O nosso objetivo é sempre auxiliar delegados e agentes a chegar, com mais segurança, na verdade dos fatos. Podemos descobrir se o criminoso mentiu no depoimento, encontrar outros comparsas ou até mesmo identificar novos crimes.
Daniel Mendes Caldas, chefe da Seção de Perícias de Crimes de Alta Tecnologia
Veja:
Ainda de acordo com Caldas, mesmo com o aparelho danificado, em muitos casos é possível recuperar dados. “Às vezes, o celular vem com defeito, seja proposital, para destruir a prova, ou natural, decorrente do uso. Nesses casos, o perito repara o celular e extrai as informações”, explicou.
Além de fazer exames em laboratório, os peritos criminais participam de operações policiais, prestando apoio técnico no processo de obtenção dos dados. Nas ações, eles identificam e extraem dos dispositivos eletrônicos informações importantes para o inquérito. No ano passado, os profissionais participaram de 43 operações.
Casos de repercussão
As análises são cruciais na elucidação de crimes como homicídio, pornografia infantil, invasão de sistemas digitais, tráfico de drogas, corrupção e roubo de cargas, entre outros. Em 2019, conforme o Metrópoles noticiou, a prova fundamental que levou três assassinos para a cadeia foi extraída do celular de um deles.
O laudo do Instituto de Criminalística apontou que um dos suspeitos de roubar a Paróquia Nossa Senhora da Saúde, na 702 Norte, e matar Kazimerz Wojno, 71 anos, o padre Casemiro, gravou o crime.
O assalto na casa do padre foi filmado, inclusive o estrangulamento e a morte do líder religioso. Vídeos e fotos extraídas do aparelho mostraram os integrantes do bando comemorando o assalto e usando crucifixos de ouro que pertenciam ao pároco.
Outras imagens registradas com o celular revelam que os criminosos organizaram festas, regadas a bebidas alcoólicas, nas quais ostentavam objetos roubados da casa do padre.
Em 2020, peritos da SPCAT realizaram exame pericial na arquitetura do sistema Getran, do Departamento de Trânsito do DF (Detran-DF), com o objetivo de identificar vestígios relacionados a uma denúncia de cancelamento irregular de multas.

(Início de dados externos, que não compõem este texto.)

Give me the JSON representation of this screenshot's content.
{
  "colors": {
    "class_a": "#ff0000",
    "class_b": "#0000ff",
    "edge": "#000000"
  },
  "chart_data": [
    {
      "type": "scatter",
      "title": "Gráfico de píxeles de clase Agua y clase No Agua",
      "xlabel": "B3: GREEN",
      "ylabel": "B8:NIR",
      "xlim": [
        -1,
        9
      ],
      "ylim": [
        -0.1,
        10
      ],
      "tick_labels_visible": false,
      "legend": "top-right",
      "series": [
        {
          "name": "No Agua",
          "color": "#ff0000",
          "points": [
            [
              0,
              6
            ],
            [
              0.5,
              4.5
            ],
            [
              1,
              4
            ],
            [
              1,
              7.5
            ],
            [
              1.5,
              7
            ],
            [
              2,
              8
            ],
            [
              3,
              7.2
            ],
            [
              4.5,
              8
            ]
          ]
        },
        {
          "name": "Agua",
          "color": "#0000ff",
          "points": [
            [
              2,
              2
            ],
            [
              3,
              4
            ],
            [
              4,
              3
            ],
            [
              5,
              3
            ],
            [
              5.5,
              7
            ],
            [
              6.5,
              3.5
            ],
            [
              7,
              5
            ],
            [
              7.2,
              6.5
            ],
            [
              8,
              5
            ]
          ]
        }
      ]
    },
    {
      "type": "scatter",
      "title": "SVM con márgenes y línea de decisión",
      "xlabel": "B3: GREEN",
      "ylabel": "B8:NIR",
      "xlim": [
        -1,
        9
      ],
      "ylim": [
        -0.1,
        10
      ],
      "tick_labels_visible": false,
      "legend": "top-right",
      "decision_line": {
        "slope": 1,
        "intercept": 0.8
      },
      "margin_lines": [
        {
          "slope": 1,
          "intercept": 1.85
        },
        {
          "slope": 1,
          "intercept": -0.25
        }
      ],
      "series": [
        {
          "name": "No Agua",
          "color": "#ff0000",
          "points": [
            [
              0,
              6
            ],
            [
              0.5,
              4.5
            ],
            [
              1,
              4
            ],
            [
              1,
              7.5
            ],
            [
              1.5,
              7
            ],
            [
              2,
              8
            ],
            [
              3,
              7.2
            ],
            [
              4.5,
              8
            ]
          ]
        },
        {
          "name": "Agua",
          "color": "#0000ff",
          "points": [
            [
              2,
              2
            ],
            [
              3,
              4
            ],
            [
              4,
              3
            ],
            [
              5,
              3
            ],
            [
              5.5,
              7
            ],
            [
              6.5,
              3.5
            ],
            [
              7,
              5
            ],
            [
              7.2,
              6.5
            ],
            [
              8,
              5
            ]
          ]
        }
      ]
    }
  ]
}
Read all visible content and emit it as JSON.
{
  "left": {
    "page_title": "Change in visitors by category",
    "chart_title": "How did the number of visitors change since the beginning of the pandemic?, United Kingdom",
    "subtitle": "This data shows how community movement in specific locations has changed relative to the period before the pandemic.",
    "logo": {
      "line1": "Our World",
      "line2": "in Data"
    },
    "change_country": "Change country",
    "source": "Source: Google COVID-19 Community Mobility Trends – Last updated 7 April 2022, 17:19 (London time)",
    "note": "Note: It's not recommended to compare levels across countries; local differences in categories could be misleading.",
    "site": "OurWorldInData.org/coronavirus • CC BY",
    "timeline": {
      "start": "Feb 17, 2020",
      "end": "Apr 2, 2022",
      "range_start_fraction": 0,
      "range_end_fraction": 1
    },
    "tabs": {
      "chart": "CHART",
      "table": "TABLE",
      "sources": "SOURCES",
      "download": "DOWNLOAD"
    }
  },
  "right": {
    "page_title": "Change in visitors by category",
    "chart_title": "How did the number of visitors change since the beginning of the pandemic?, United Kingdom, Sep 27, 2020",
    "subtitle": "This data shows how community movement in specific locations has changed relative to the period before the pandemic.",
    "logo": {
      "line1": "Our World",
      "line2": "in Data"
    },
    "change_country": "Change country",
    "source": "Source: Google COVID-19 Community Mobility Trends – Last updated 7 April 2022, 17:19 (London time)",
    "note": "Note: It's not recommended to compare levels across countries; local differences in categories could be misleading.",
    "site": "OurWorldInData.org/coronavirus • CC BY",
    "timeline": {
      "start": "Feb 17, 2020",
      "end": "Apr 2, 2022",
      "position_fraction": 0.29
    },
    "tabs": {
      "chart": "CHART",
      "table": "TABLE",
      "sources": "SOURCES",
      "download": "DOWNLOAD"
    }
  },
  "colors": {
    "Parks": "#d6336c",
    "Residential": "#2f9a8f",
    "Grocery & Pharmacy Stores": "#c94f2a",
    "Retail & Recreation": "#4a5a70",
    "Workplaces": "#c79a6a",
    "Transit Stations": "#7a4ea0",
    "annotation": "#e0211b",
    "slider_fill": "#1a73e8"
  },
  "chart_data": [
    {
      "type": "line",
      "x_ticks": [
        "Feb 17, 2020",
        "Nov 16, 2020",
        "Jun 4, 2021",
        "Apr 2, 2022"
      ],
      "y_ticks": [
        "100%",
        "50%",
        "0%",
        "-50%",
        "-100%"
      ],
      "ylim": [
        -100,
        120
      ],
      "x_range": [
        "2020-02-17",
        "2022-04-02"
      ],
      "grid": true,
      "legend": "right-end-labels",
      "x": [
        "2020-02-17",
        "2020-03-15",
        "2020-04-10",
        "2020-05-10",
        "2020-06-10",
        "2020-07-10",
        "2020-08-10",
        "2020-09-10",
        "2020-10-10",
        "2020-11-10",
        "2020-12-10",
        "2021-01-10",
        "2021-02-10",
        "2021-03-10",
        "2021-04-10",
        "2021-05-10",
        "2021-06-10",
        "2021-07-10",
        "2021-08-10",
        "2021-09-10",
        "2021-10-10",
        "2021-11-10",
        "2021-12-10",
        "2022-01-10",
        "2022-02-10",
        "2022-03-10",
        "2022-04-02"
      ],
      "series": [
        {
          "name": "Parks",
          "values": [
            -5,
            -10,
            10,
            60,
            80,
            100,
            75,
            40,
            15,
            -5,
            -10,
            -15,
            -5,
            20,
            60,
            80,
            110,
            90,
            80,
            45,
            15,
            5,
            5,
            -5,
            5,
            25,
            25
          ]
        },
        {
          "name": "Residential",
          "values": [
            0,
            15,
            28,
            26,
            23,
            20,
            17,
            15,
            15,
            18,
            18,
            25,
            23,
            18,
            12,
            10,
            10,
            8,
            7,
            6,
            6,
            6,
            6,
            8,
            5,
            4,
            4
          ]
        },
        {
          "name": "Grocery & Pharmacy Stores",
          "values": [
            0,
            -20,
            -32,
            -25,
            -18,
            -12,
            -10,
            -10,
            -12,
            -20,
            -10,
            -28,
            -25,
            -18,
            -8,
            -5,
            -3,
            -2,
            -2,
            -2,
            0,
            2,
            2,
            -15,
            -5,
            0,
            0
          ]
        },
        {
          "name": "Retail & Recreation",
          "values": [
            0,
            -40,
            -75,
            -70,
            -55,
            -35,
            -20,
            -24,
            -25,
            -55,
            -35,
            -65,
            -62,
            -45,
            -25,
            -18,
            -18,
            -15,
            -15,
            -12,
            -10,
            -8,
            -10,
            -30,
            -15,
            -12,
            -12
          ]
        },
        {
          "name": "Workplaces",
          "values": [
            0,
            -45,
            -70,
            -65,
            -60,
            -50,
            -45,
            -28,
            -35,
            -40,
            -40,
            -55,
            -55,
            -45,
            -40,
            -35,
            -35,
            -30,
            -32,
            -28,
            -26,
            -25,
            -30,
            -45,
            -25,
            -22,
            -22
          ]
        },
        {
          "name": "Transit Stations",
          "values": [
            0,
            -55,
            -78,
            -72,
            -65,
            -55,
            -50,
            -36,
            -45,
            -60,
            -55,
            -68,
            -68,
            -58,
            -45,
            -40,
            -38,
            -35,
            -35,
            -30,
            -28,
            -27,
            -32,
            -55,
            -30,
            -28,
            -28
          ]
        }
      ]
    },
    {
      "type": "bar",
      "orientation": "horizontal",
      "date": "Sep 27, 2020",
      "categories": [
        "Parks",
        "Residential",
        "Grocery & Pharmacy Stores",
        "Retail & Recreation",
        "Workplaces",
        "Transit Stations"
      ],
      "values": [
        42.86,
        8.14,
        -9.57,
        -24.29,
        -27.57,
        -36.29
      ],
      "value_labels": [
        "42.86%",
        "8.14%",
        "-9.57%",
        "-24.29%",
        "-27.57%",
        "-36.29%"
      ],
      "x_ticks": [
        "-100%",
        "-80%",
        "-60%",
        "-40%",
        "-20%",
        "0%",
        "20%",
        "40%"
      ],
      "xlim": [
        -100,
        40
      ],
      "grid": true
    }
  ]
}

O exame pericial revelou que vulnerabilidades foram inseridas no sistema, para possibilitar que usuários sem permissão realizassem o cancelamentos de multas e o desbloqueio de restrições de veículos.
As vulnerabilidades inseridas foram utilizadas para possibilitar o cancelamento de multas de ao menos 614 veículos, chegando à quantia de R$ 1.371.658,99. Foram realizados também desbloqueios de restrições judiciais e administrativas, que pertenciam a um total de 80 veículos.
O laudo comprovou a materialidade e a dinâmica da ação criminosa, além de trazer vestígios de autoria. Após a análise de mais de 1,5 terabyte de dados, foram identificadas 8.425 requisições fraudulentas, relacionadas a 108 endereços IPs únicos, além de um número de telefone utilizado para realizar as consultas.
As fraudes eram solicitadas pelos proprietários ou usuários dos veículos a despachantes, que, por sua vez, encomendavam os cancelamentos aos hackers. Em alguns casos, as alterações foram feitas para liberar veículos destinados a leilão. A investigação resultou na prisão de seis pessoas, entre elas, despachantes, servidores da autarquia e um hacker.
Em outro caso, que ocorreu agosto de 2020, especialistas realizaram o primeiro exame pericial de intrusão e extração de dados em ambiente virtual com autorização judicial ocorrido no Distrito Federal.
O exame foi realizado após solicitação da Delegacia Especial de Repressão aos Crimes Cibernéticos (DRCC), que conduzia investigação para desarticular uma organização criminosa responsável por publicar e operar sítios falsos de leilões de veículos na internet.